Un historien de l’Islam engagé
L’ensemble de son parcours, caractérisé par une activité académique intense, témoigne d’un engagement intellectuel profond et d’une contribution essentielle à l’étude de l’Islam.
Le Prix de la Chancellerie des Universités de Paris est une distinction académique décernée chaque année pour récompenser des travaux de recherche exceptionnels menés par des doctorantes et doctorants. Ce prix généraliste représente pour Adrien de Jarmy une reconnaissance de son travail d’historien, et de maître de conférences "Islamologie et humanités numériques" au département d'études arabes et à l'Institut d'islamologie de Strasbourg.
Adrien de JarmyRecevoir une telle distinction montre que, au-delà du cercle restreint des spécialistes, l’histoire de l’Islam est désormais reconnue comme un champ d’étude aussi légitime que les autres.

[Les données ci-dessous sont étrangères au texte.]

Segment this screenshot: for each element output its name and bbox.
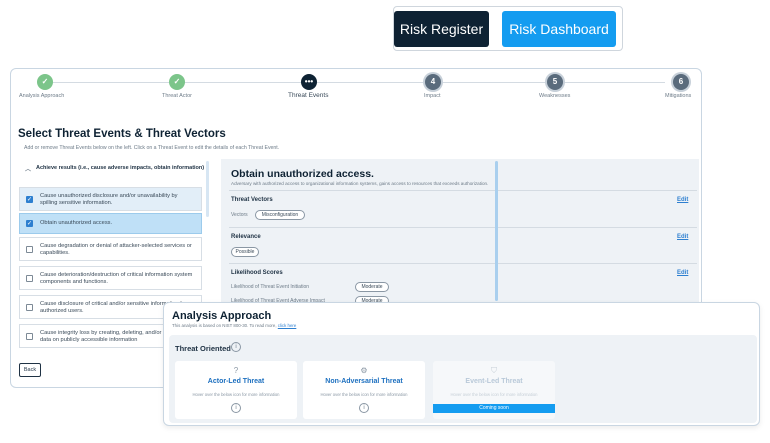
step-label-threat-actor[interactable]: Threat Actor [162,93,192,99]
card-subtitle: Hover over the below icon for more infor… [450,392,538,397]
edit-likelihood-link[interactable]: Edit [677,270,688,276]
detail-scrollbar[interactable] [495,161,498,301]
non-adversarial-threat-card[interactable]: ⚙ Non-Adversarial Threat Hover over the … [303,361,425,419]
step-label-weaknesses[interactable]: Weaknesses [539,93,570,99]
step-6-number[interactable]: 6 [673,74,689,90]
event-group-header[interactable]: ︿ Achieve results (i.e., cause adverse i… [25,165,211,173]
checkbox[interactable] [26,246,33,253]
detail-description: Adversary with authorized access to orga… [231,181,489,186]
divider [229,227,697,228]
divider [229,263,697,264]
info-icon[interactable]: i [231,342,241,352]
info-icon[interactable]: i [231,403,241,413]
view-switcher: Risk Register Risk Dashboard [393,6,623,51]
step-4-number[interactable]: 4 [425,74,441,90]
threat-oriented-label: Threat Oriented [175,344,231,353]
step-label-analysis-approach[interactable]: Analysis Approach [19,93,64,99]
relevance-pill: Possible [231,247,259,257]
checkbox[interactable] [26,275,33,282]
risk-register-button[interactable]: Risk Register [394,11,489,47]
question-mark-icon: ? [233,366,239,375]
stepper-line [45,82,665,83]
analysis-approach-panel: Analysis Approach This analysis is based… [163,302,760,426]
likelihood-heading: Likelihood Scores [231,270,283,276]
page-title: Select Threat Events & Threat Vectors [18,128,226,140]
initiation-value-pill: Moderate [355,282,389,292]
back-button[interactable]: Back [19,363,41,377]
list-scrollbar[interactable] [206,161,209,217]
detail-title: Obtain unauthorized access. [231,168,374,180]
card-subtitle: Hover over the below icon for more infor… [192,392,280,397]
step-1-check-icon[interactable]: ✓ [37,74,53,90]
relevance-heading: Relevance [231,234,261,240]
vectors-label: Vectors [231,212,248,218]
threat-oriented-section: Threat Oriented i ? Actor-Led Threat Hov… [169,335,757,423]
checkbox[interactable] [26,333,33,340]
shield-icon: ⛉ [491,366,497,375]
info-icon[interactable]: i [359,403,369,413]
card-title: Event-Led Threat [465,378,523,385]
coming-soon-badge: Coming soon [433,404,555,413]
actor-led-threat-card[interactable]: ? Actor-Led Threat Hover over the below … [175,361,297,419]
step-5-number[interactable]: 5 [547,74,563,90]
step-label-mitigations[interactable]: Mitigations [665,93,691,99]
analysis-approach-title: Analysis Approach [172,310,272,322]
analysis-note: This analysis is based on NIST 800-30. T… [172,323,297,328]
edit-relevance-link[interactable]: Edit [677,234,688,240]
checkbox-checked[interactable]: ✓ [26,196,33,203]
card-subtitle: Hover over the below icon for more infor… [320,392,408,397]
card-title: Non-Adversarial Threat [325,378,403,385]
threat-vectors-heading: Threat Vectors [231,197,273,203]
page-subtitle: Add or remove Threat Events below on the… [24,145,280,151]
list-item-active[interactable]: ✓ Obtain unauthorized access. [19,213,202,234]
edit-vectors-link[interactable]: Edit [677,197,688,203]
checkbox-checked[interactable]: ✓ [26,220,33,227]
step-2-check-icon[interactable]: ✓ [169,74,185,90]
list-item[interactable]: Cause degradation or denial of attacker-… [19,237,202,261]
step-3-more-icon[interactable]: ••• [301,74,317,90]
click-here-link[interactable]: click here [278,323,297,328]
chevron-up-icon: ︿ [25,167,32,173]
checkbox[interactable] [26,304,33,311]
gear-icon: ⚙ [360,366,368,375]
list-item[interactable]: Cause deterioration/destruction of criti… [19,266,202,290]
list-item[interactable]: ✓ Cause unauthorized disclosure and/or u… [19,187,202,211]
vector-pill: Misconfiguration [255,210,305,220]
risk-dashboard-button[interactable]: Risk Dashboard [502,11,616,47]
step-label-threat-events[interactable]: Threat Events [288,92,328,99]
step-label-impact[interactable]: Impact [424,93,441,99]
divider [229,190,697,191]
initiation-label: Likelihood of Threat Event Initiation [231,284,310,290]
wizard-stepper: ✓ Analysis Approach ✓ Threat Actor ••• T… [11,69,701,107]
card-title: Actor-Led Threat [207,378,265,385]
event-led-threat-card: ⛉ Event-Led Threat Hover over the below … [433,361,555,419]
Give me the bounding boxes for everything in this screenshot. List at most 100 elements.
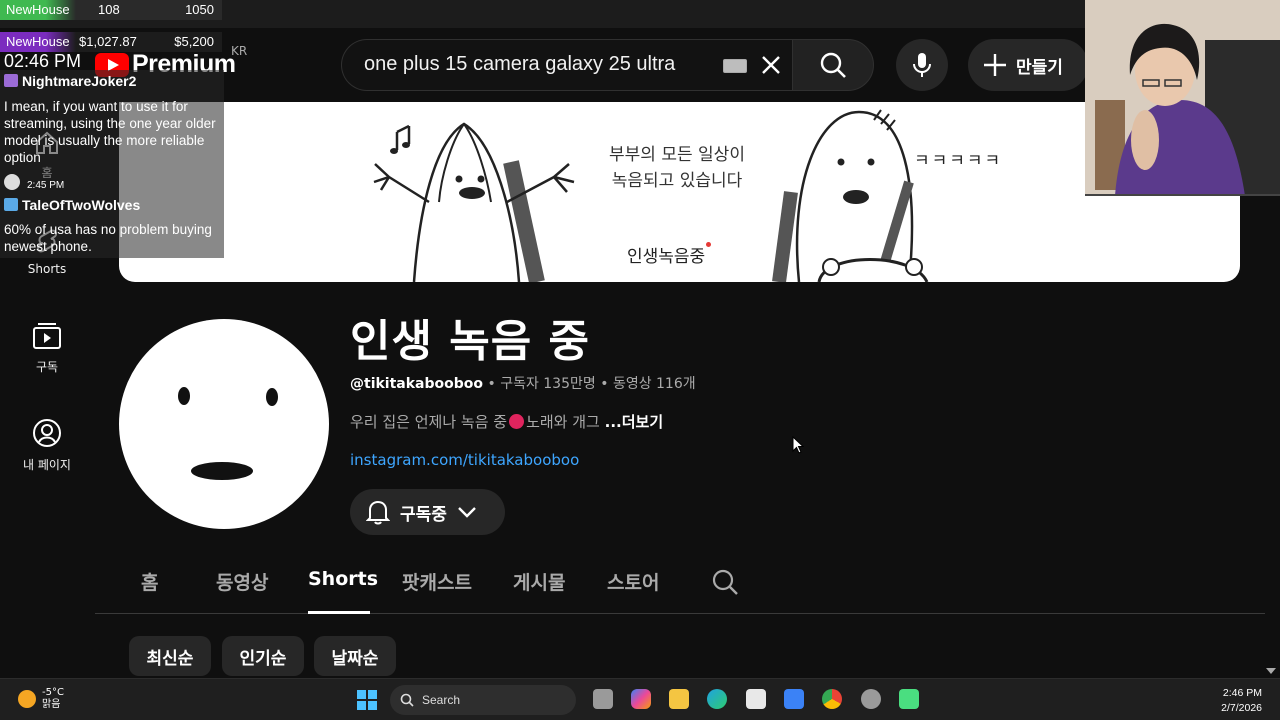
you-icon xyxy=(33,419,61,447)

Conforté par ses deux prix prestigieux, Adrien de Jarmy continue d’approfondir ses recherches et de partager ses connaissances. Il commence à diriger des mémoires de master, anime un séminaire de recherche sur l’islamologie et les humanités numériques et enseigne des cours sur l’histoire de l’Islam médiéval, la lecture des textes arabes anciens et les méthodes des humanités numériques.
Actuellement, il travaille à la publication de sa thèse sous forme d’un ouvrage, en s’efforçant d’en rendre le contenu plus accessible sans sacrifier la rigueur de son travail. Il a également obtenu un financement de l’Institut français d’islamologie pour recruter un post-doctorant et mener une étude sur la transmission des récits de la bataille de Badr (624), un événement fondateur des débuts de l’Islam, du VIIe au XXIe siècle.